BANDUNG,TM.ID: Bertumbuh besar dengan harapan agar anak menjadi individu yang baik adalah dambaan setiap orangtua. Namun, takdir kadangkala membawa kejutan, dan salah satu yang tidak diinginkan adalah ketika anak tumbuh menjadi pelaku kasus bullying. Situasi ini tidak hanya merugikan korban, tetapi juga menciptakan ketidakseimbangan sosial yang dapat berdampak jangka panjang.
Artikel ini akan membongkar akar masalah mengapa anak bisa menjadi pelaku kasus bullying dan menyajikan solusi untuk mengatasinya. Mari kita jelajahi bersama faktor-faktor yang mungkin memicu perilaku ini dan langkah-langkah yang dapat diambil oleh orangtua untuk mencegahnya.
Pendidikan Orangtua yang Keliru
Gaya pendidikan orangtua memiliki dampak signifikan terhadap karakter anak. Salah satu penyebab anak menjadi pelaku kasus bullying adalah menerima perlakuan kasar dari orangtua. Meskipun tak semua kasus demikian, namun perlakuan kasar dapat meninggalkan jejak traumatis pada anak.
Orangtua perlu menyadari bahwa setiap tindakan mereka terhadap anak akan membentuk karakternya, dan perlakuan lembut adalah kunci dalam membentuk pribadi yang baik.
Mengenal Sebagai Korban
Penting bagi orangtua untuk memahami aktivitas sosial anak. Anak yang pernah menjadi korban memiliki potensi besar untuk menjadi pelaku kasus bullying. Mengidentifikasi apakah anak pernah menjadi korban perundungan di sekolah atau tempat lainnya menjadi langkah awal untuk mencegah perilaku bullying di masa depan.
Keterbatasan Empati
Kemampuan empati yang rendah pada anak bisa menjadi risiko terjadinya kasus ini. Orangtua memiliki tanggung jawab untuk mengajarkan anak tentang pentingnya empati.

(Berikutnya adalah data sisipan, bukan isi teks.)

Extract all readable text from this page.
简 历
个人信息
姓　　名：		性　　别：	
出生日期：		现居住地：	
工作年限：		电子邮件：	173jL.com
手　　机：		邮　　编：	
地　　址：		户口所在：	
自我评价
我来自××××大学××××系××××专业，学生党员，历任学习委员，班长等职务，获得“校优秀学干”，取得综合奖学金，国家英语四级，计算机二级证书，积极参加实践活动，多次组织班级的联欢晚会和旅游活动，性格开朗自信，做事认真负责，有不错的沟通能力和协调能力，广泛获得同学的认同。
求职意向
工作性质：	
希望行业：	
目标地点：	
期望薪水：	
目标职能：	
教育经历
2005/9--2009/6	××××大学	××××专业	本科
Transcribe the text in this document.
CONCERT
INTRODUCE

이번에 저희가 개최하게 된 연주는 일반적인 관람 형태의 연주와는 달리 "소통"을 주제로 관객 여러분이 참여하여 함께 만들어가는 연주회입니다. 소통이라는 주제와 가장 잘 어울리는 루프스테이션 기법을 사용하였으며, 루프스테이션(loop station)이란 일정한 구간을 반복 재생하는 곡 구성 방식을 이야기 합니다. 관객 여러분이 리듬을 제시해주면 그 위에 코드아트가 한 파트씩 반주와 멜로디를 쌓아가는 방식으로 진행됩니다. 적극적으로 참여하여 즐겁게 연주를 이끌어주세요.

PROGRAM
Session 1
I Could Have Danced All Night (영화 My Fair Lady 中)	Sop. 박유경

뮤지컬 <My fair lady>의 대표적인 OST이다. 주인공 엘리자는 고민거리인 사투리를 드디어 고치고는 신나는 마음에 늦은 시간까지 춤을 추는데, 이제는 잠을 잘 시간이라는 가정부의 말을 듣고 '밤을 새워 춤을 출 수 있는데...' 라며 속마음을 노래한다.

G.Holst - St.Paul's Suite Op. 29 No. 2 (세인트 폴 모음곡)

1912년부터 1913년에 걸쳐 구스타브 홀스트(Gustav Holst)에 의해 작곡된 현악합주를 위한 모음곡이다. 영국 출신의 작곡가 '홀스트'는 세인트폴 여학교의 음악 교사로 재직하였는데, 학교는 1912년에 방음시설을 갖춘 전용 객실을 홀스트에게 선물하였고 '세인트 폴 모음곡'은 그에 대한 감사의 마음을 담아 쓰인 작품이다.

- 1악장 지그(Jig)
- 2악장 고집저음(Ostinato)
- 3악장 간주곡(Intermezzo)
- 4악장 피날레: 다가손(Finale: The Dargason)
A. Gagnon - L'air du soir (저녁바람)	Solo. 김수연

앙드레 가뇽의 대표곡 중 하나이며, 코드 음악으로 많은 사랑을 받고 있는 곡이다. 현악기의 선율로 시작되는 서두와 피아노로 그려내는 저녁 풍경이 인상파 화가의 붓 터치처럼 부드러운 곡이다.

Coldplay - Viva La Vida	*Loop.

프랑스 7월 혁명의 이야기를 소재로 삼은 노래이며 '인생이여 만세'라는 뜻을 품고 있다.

Anak yang tidak merasa kasihan atau tidak memiliki rasa bersalah atas tindakannya berpotensi melakukan bullying terhadap yang lain. Pendidikan empati menjadi kunci untuk mengurangi risiko perilaku perundungan pada anak.
BACA JUGA: Viral! Aksi Bullying Timpa Mahasiswi UIN Jambi, Pelaku Haha-Hihi
Suasana Nyaman di Rumah
Rumah merupakan tempat perlindungan anak. Orangtua perlu menciptakan suasana yang nyaman dan aman di rumah. Anak yang tidak merasa bahagia di rumah cenderung mencari pelampiasan, dan seringkali, pelampiasan tersebut berupa perilaku perundungan. Menciptakan hubungan yang positif di rumah dapat mencegah anak merasa kesulitan dan tidak bahagia.
Perasaan Inferior
Perasaan inferior pada anak dapat muncul akibat perlakuan kurang baik dari lingkungan sekitarnya. Anak yang merasa inferior mungkin mencari cara untuk merasa superior, dan sayangnya, seringkali cara ini berupa bullying. Orangtua perlu memahami perbedaan individual anak dan memberikan dukungan agar anak merasa diterima dan dihargai.